The question of whether Polish is 'useful' or 'valuable' outside of Poland is irrelevant. If you're in Poland for an extended period of time and don't speak it, you're basically a loser and putting yourself at other people's mercy and willingness to communicate with you.
Personally, I found corporate expats (business people stationed in Poland by their companies) to be a dreary bunch when I rubbed elbows with them in the 90's. Their primary non-work activity in Poland is to create a separatist bubble and pretend they're not in Poland.
Other people, here on their own initiative and not supported by an inplace infrastructure and group of employees paid to make things easy for them, have to learn Polish well enough to function (just what level this is will differ on a case by case basis).
A slight exception is a certain kind of (usually, but not always, British) English teacher who regards Polish the way missionaries regard pagan idols and sacrificing virgins to volcanoe gods, as a backward practice that needs to be eliminated (to be fair, I've only met a few of these, but they absolutely do exist).
American monolingualism has a lot of causes and the idea that Americans don't have to learn foreign languages is probably a minor one. The two more important causes are the fact that as an immigrant culture without much shared history (relatively speaking) Americans aren't bound by the kinds of common experience that, for example, Italians are. A common language (American, not 'English') is one of the few cultural symbols that hold Americans together.
Secondly, the immigrant experience has caused that Americans often cannot distinguish between visitors and immigrants (or between non-Americans in their own countries and immigrants). Part of the immigrant experience is the idea of using any other language as little as possible and English as much as possible. Americans tend to unconsciously treat anyone they meet abroad as a newly arrived immigrant, still ignorant of our ways and in need of encouragement (or coercion) to speak English to better assimilate.

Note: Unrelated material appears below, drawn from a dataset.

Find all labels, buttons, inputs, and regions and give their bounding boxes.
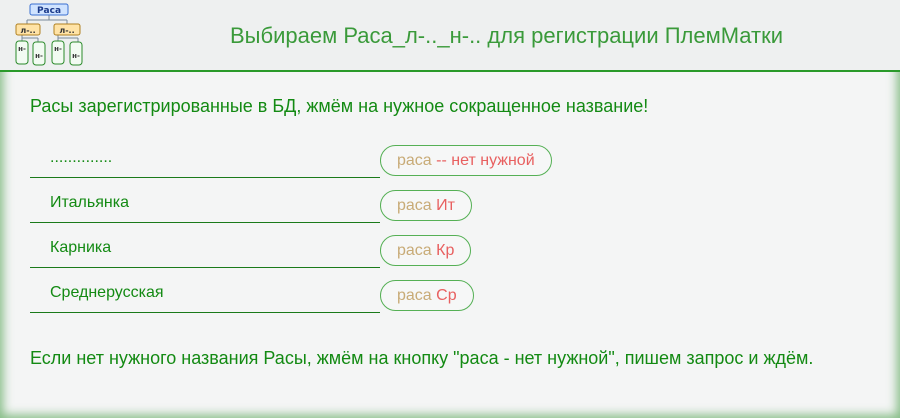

(Added: Another factor is that English speaking countries have _terrible_ English classes for their children. While English speakers have amazing dictionary making traditions, they have the worst grammar writing tradition of any European language. What was traditionally taught in schools as "English grammar" is nonsense. It's unworkable and unteachable and demonstrably false but if you try to update it, the traditionaists scream bloody murder. The result is an appalling ignorance of how _any_ human language works and university English majors who don't know the difference between an object phrase and an adverbial phrase (and the cycle continues).
Finally, some people find language learning to be a valuable intellectual exercise worth doing for its own sake quite apart from questions of later payoff or exploitation, and others don't. I belong to the former category and fuzzywickets probably belongs to the latter.